To better understand these associations, researchers examined the risk for psychotic events immediately after adolescents and young adults with and without a previously diagnosed psychotic disorder began taking methylphenidate. They also assessed the risk for psychosis 1 year after starting methylphenidate. Using data from Sweden registers, they identified youth receiving methylphenidate who were aged 12 to 30 years at the start of treatment.

The study included 23,898 individuals, and the median age at methylphenidate initiation was 17 years. Among the study cohort, 479 individuals had a history of psychosis.

Hollis and colleagues found no difference in the immediate risk for psychotic events after methylphenidate treatment initiation among teens and young adults with a history of psychosis (IRR = 0.95; 95% CI, 0.69-1.3) nor among those without (IRR = 1.04; 95% CI, 0.81.34). Compared with the period immediately before beginning methylphenidate, the risk for psychotic events 1 year later was 36% lower among those with a history of psychosis (IRR = 0.64; 95% CI, 0.45-0.9) and 18% lower among those without a history of psychosis (IRR = 0.82; 95% CI, 0.62-1.07).

“It is ... important to confirm the findings regarding the immediate risk of psychotic events after initiation of methylphenidate in other samples and with other study designs,” the researchers wrote.

However, in a related editorial, Lily Hechtman, MD, from the department of child psychiatry, Montreal Children’s Hospital, McGill University, pointed out that limitations of the study — like whether patients were medicated for their psychotic symptoms — make the findings less clear.

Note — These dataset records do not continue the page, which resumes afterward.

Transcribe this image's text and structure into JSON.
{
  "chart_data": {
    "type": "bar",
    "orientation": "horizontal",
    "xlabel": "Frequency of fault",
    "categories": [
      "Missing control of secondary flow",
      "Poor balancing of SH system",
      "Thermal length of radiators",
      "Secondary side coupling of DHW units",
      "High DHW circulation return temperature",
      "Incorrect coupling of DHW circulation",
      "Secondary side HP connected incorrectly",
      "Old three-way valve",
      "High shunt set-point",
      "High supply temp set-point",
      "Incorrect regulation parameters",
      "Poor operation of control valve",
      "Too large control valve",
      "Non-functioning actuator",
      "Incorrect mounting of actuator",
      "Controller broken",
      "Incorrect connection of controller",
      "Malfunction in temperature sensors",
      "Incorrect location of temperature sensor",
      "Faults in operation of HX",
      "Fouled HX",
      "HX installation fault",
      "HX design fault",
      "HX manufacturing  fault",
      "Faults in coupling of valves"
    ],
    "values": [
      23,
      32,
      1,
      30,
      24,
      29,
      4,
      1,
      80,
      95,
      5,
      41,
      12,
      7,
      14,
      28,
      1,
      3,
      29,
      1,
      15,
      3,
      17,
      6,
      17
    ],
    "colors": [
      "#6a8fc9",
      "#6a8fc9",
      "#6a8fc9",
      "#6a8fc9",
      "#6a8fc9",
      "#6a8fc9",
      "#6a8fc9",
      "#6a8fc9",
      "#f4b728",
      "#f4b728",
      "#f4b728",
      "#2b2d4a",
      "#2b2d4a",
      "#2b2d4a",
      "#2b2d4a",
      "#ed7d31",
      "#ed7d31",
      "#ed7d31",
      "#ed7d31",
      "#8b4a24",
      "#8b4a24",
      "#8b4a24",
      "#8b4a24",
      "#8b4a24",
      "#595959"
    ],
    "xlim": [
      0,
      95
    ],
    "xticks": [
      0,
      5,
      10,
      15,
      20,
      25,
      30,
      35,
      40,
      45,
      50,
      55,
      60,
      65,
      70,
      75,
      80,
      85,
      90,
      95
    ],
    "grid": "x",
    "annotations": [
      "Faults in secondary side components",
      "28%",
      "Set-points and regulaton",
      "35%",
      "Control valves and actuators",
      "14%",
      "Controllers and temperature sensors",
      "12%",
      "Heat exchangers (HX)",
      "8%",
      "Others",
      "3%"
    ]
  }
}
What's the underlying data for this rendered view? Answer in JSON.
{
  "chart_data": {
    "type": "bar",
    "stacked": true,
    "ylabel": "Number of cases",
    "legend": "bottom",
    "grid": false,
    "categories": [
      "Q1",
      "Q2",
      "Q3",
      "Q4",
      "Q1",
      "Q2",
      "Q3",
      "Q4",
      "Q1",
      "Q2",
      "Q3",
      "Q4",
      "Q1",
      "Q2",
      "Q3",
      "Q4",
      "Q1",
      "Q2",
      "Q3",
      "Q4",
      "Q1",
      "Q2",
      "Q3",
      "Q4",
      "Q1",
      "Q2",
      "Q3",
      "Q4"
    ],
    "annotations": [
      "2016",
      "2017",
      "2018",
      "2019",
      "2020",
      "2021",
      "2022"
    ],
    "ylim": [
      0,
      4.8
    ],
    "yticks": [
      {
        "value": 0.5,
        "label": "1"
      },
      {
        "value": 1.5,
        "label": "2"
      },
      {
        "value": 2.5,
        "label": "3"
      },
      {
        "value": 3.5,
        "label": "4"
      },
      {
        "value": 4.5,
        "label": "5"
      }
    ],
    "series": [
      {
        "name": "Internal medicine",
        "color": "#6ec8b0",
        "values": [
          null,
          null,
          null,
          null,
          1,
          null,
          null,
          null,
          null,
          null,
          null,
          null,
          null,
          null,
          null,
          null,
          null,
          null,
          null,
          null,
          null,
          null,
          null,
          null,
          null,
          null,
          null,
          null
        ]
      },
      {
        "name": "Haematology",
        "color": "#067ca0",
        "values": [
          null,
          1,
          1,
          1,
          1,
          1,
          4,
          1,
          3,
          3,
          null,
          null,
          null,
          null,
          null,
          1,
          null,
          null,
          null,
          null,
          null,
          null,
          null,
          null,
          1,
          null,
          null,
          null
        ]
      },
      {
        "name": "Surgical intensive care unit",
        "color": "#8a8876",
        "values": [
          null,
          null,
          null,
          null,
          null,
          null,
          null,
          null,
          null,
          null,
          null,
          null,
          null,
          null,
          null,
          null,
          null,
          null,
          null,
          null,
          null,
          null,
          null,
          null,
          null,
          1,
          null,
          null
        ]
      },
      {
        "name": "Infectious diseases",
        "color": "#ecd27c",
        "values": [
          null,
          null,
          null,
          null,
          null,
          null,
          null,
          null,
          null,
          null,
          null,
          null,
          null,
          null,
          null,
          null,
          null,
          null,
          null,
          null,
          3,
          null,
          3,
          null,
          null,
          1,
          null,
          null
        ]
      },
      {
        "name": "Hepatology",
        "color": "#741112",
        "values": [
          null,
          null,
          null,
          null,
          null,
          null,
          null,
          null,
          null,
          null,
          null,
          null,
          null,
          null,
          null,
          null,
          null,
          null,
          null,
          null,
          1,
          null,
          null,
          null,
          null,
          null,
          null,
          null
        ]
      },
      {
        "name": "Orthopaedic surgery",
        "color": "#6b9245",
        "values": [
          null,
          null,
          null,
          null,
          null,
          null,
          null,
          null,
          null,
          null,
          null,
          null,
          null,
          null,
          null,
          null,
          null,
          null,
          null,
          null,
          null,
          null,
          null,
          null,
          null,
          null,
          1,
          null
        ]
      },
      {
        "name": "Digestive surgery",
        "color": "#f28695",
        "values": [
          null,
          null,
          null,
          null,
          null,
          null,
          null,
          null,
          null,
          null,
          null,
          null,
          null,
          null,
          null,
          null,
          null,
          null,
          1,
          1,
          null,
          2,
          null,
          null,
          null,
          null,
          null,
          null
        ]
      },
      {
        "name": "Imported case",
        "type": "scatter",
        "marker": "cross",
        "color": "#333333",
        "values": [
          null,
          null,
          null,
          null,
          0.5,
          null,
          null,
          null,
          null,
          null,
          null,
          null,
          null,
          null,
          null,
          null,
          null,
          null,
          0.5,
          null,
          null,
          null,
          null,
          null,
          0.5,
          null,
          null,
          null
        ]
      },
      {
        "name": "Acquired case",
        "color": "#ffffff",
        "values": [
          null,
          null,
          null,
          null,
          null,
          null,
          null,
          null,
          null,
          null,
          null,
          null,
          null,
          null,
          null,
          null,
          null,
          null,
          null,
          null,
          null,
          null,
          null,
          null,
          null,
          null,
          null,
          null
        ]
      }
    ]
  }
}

“Patients with a history of psychotic symptoms and current ADHD require careful, slow titration of stimulant medication, preferably with methylphenidate rather than amphetamines and, if necessary, simultaneous treatment with antipsychotic medication,” she wrote. “Informing patients of this possible side-effect and the dangers of suddenly markedly increasing the dose of the stimulant medication could also be useful.” – by Savannah Demko

Disclosure s : Hollis reports membership of the Eunethydis European ADHD Guideline Group, involvement in the UK National Institute for Health and Care Excellence ADHD Guideline Update Committee and being a co-applicant on a grant to the University of Nottingham from Shire. Please see the study for all other authors’ relevant financial disclosures. Hechtman reports serving on advisory boards and as a speaker for Ironshore Pharmaceuticals, Ortho-McNeil-Janssen, Purdue Pharma and Shire, as well as book royalties from APA, Guilford, Johns Hopkins University Press, and Oxford University Press.